The Huns, Rome and the Birth of Europe by Hyun Jin Kim
Kipling, it seems, had it wrong when he famously wrote that “East is East, and West is West, and never the twain shall meet.” According to Australian academic Hyun Jin Kim, not only had they been meeting all along, but that large parts of what we consider the “West” are in fact fundamentally Asian.
The Huns, Rome and the Birth of Europe is a book written for specialists. It is literally fifty percent footnotes and bibliography. The lay reader should not be be too put off by this, however, for the book—while admittedly dense with references to academic debates that are obscure to outsiders—is eminently readable with a fascinating conjecture at its core. Kim argues much of what has been considered distinctly European—feudalism, knights, hunting on horseback—can in fact be traced to the borders of China via the medium of the Huns.
The most important historical development of Late Antiquity, which was of critical importance to the later history of the world, was not the fall of the Western half of the Roman Empire, which was one of its consequences, but the world-changing dynamics or convulsions, a veritable revolution in the strategic and political balance of the global power structure, which originated in a region that Central Asian specialists identify as inner Asia, the steppe region that has historically linked the main civilizations of Eurasia: China, the Greco-Roman world, Iran and India.
Kim starts by linking the Huns (as in Attila) back to the Xiongnu—an empire in its own right—which warred with the Chinese. This centuries-long political and cultural pedigree links to the next theme: refuting what Kim considers the—admittedly long-held—historical fallacy that the Huns were primitive tribespeople rather than, as he believes, masters of a state of considerable sophistication. This refutation is critical to Kim’s formulation, for denials of the Huns’ longer-term historical significance have often been based on this claimed lack of sophistication. Even for those of us who may have internalized the popular image of the Huns as savages and barbarians, Kim’s case seems pretty straightforward: the Hunnic (and other related Central Asian) empires were huge, their armies overpowering, their military and political tactics sophisticated. “Primitive” hardly seems the most probable description.
Kim then sets about arguing that many of the the leading personalities of the time—those who brought down the Western Roman Empire, Oadacer and Theodoric among them—were more Hun than, as has generally been supposed, Germanic, i.e. more Asian than European. To complete the contrarian view, he further argues that battles generally considered Roman victories and Hun defeats—Châlons, for example, in which the celebrated Roman general Flavius Aëtius and his Visigothic allies were supposed to have turned Attila back from Gaul—were in fact the opposite. The arguments require a close reading of the extant sources and an investigation into the etymologies of names; non-specialists may have to give Kim the benefit of the doubt.
As Kim points out, the story he outlines for the Huns is hardly unique: the Mongols followed a similar path the better part of a millenium later, as did the Turks even later.

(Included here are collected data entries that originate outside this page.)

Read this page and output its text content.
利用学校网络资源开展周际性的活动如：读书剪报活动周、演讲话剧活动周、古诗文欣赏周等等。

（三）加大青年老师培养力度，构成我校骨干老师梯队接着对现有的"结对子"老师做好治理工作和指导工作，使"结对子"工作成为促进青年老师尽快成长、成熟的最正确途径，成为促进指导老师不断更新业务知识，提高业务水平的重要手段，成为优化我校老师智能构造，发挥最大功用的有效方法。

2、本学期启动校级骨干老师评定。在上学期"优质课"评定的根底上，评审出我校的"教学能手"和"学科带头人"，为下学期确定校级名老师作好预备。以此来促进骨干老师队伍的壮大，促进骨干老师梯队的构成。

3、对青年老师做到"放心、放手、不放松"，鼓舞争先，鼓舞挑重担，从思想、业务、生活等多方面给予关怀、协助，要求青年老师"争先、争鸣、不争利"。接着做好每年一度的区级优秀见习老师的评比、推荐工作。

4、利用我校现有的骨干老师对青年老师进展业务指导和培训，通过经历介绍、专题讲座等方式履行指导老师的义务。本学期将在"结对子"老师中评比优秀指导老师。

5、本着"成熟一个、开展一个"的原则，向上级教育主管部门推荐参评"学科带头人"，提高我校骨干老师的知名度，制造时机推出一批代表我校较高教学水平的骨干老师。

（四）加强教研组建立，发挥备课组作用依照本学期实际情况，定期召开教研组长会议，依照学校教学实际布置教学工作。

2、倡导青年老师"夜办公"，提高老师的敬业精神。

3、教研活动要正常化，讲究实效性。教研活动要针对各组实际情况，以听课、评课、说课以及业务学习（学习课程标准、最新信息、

Between AD 311, arguably the beginning of the of the great Inner Asian incursions into China, and AD 1405, which marked the death of perhaps the most brutal of the numerous inner Asian conquerors of the known world Timur or Tamerlane, every corner of Eurasia from Gaul (France) to the Pacific, from the deep frozen recesses of Siberia to the fertile plains of the Ganges in India, has at one time or another been ruled by a Turkic (heavily mixed with Iranian) or Mongolic ruling elite.
Kim argues that we—both West and East—have history all wrong.
In this world order Inner Asia formed the core and Europe, China and Middle East merely the periphery. Such a reality was difficult to accept for most historians in both the West and also the East. No Sinocentric or Eurocentric writer could ever admit that their world was of secondary importance in the grand scheme of things and that the ‘nomadic’, steppe barbarians, whom they despised, were at one stage even in the distant past their superiors and overlords.
And so what? Civilization—if that is what we wish to call the sedentary and now developed societies of East and West—won in the end. In an all-too-brief final section, Kim argues, however, that
the political and cultural traditions of Inner Asia brought to Europe by Central Asian immigrants, the Huns and Alans, were just as fundamental to the formation of Western Europe as the rich legacy left behind by the Roman Empire.
In some ways, it doesn’t really matter whence Western political and social structure originated, any more than it matters who invented gunpowder or paper money: the current world order is, for better or worse, largely Western in origin and controlled by the West.
But it might take of the hubris out of national and cultural chauvinism if the world’s leading societies realized that much of what they consider fundamental actually originated elsewhere, not with their own peoples and myths, but with someone else’s. Much of what Europe holds so dear would have been completely alien to Romans, but instead it grew out structures that Kim traces back to the very Asian Huns.
And this is why it is a shame that the Kim’s final section is so short. There’s room here for a book for a more general readership. Someone, perhaps Kim—who anyway has a somewhat non-academic penchant for the exclamation mark and rhetorical question—will write it.